Move over Milan: A long weekend in brilliant Bergamo, a city that is more than an airport
By MAX DAVIDSON
Poor Bergamo.
It is one of the prettiest cities in Italy, but how many of the passengers landing at the airport go near it?
Most make a bee-line for Milan, for which Bergamo is the airport of choice of the low-cost airlines.
Waiting to be discovered: Bergamo is far more than a low-cost gateway to Milan
They are missing a treat, because this little walled city, in the foothills of the Alps, is Italy in perfect miniature: a walk-through gallery of Italian culture, with thrilling buildings cheek-by-jowl with terrific restaurants and the strains of classical music throbbing in the background.
The most famous son of Bergamo is Gaetano Donizetti, composer of Don Pasquale, Luciadi Lammermoor and other operatic masterpieces. There is a little museum, tucked down a side street, where you can find out more about the man and his works.
But long before you visit the museum, you get a sense of grand opera.
The traffic-free main square of Bergamo is more like a stage set than any stage set. There is a fountain in the foreground, a palazzo in the background, a campanile stage right and a cafe stage left.
In the distance, you can glimpse an exquisite marble dome and, beyond the dome, the mountains, shimmering in the sun. Shoppers, lovers, schoolchildren and dogs complete the picture, which is worthy of a Canaletto.
Bergamo was ruled by Venice for nearly 300 years, and there is many a Venetian gracenote in the architecture. But it also gives off an air of rugged independence, with its fortified hillside setting. It wears its past lightly, and inside the centuries-old buildings, there is a pervasive sense of fun.
Some cities rich in history take themselves so seriously, the effect can be suffocating. Not Bergamo.
The painting of the Last Supper in the Basilica of Santa Maria Maggiore is more like a cartoon than a work of religious devotion. Jesus and his disciples are upstaged by a cat and dog competing for a water bowl.
Mountain moments: The city enjoys a dramatic Alpine backdrop
Even the tomb of Donizetti, in the same church, has a frivolous air, with grief-stricken putti throwing hissy fits and trampling on their harps.
Just next to the basilica is the marvellous Colleoni Chapel, the glory of Bergamo and one of the finest Renaissance buildings in Italy. It looks as dainty as a jewelbox from the outside, but the interior seems to take wing, as your eye is drawn ever upwards to the great domed ceiling, with its exuberantly painted frescoes.
If the main square of Bergamo resembles a stage set, the shop windows on the side-streets are like paintings, a riot of colour, ravishing the senses.

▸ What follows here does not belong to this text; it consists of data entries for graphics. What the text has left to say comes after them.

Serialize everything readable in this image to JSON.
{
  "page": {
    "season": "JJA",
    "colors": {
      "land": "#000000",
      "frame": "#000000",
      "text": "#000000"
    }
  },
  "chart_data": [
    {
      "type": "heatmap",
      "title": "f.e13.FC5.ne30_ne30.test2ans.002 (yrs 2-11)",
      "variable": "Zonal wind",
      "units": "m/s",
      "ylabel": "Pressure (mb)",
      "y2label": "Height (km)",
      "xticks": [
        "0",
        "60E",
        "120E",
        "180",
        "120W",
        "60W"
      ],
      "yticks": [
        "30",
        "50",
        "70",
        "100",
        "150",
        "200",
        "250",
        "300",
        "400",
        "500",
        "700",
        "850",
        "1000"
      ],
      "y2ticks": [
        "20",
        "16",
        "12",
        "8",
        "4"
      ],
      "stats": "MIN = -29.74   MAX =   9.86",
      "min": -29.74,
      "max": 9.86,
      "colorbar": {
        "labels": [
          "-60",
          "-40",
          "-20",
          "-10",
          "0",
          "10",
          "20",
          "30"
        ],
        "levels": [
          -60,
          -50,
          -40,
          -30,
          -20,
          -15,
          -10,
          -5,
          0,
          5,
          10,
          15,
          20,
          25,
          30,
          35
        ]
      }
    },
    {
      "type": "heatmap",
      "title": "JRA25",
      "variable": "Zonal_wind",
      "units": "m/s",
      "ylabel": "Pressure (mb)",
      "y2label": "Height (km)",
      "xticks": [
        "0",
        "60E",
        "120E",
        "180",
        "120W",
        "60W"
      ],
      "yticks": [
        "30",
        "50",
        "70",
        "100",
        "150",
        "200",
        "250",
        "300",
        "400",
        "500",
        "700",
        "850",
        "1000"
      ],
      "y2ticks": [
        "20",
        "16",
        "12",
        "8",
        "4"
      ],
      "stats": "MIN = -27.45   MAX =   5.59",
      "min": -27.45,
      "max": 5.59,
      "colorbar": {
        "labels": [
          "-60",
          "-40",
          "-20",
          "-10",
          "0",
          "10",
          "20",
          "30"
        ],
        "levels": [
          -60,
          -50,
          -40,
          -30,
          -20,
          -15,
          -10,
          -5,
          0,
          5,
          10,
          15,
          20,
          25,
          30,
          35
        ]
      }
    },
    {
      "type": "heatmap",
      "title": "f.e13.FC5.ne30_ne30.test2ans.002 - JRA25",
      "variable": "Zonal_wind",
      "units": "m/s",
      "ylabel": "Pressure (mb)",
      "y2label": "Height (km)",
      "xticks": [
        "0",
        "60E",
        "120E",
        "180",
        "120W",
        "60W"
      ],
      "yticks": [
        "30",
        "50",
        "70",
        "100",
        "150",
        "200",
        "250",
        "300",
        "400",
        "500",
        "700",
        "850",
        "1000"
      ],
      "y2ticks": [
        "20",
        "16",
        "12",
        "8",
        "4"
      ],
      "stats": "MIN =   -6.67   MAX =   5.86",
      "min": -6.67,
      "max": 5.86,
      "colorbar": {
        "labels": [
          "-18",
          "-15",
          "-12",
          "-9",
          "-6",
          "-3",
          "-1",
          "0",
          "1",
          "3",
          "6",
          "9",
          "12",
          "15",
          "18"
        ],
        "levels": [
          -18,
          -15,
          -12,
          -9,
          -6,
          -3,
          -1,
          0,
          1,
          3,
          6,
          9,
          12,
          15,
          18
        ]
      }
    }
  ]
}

Clothes-shoppers will find stylish Italian designs at competitive prices, while foodies will be in heaven, seduced by gleaming tomatoes, fresh-picked mushrooms, whole hams, wild boar sausages, chocolate and almond tarts, lemon liqueurs, gelati of every flavour you can imagine.
The dish most associated with Bergamo is casoncelli - sausage-stuffed ravioli cooked in sage and butter with bacon. It is hearty peasant fare, simplicity itself, but the restaurants vie with each other to produce the most mouthwatering version.
At the Trattoria Tre Torri, a tiny family restaurant where the natives can be guaranteed to outnumber the tourists, the casoncelli is so sumptuous that I take my eye off the ball and nearly order braised donkey for my main course. How could they? Haven't they read Winnie the Pooh?
I have to make do with wild mushrooms instead.
Other Bergamo highlights include a delightful botanical garden, clinging to the side of a mountain, and a museum dedicated to the heroes of the Risorgimento, when the city threw off the yoke of Austrian rule and became part of an independent Italy.
Outside the museum, in a park of remembrance, there are touching monuments to the fallen of past wars in the shade of the cypresses.
Modern Bergamo may be relaxed, easy-going, but its citizens have not always been able to take their freedoms for granted. They have had to fight for them.
I keep the best till last, taking the funicular railway up the mountain to the little fortress of San Virgilio, perched on a precipice overlooking the city. Seen from above, the Renaissance domes and towers and piazzas, laid out with geometric precision, seem even more magnificent, an essay in serenity.
As the sun sets, it is time to think about dinner. In Bergamo, it is a racing certainty it will be a good one.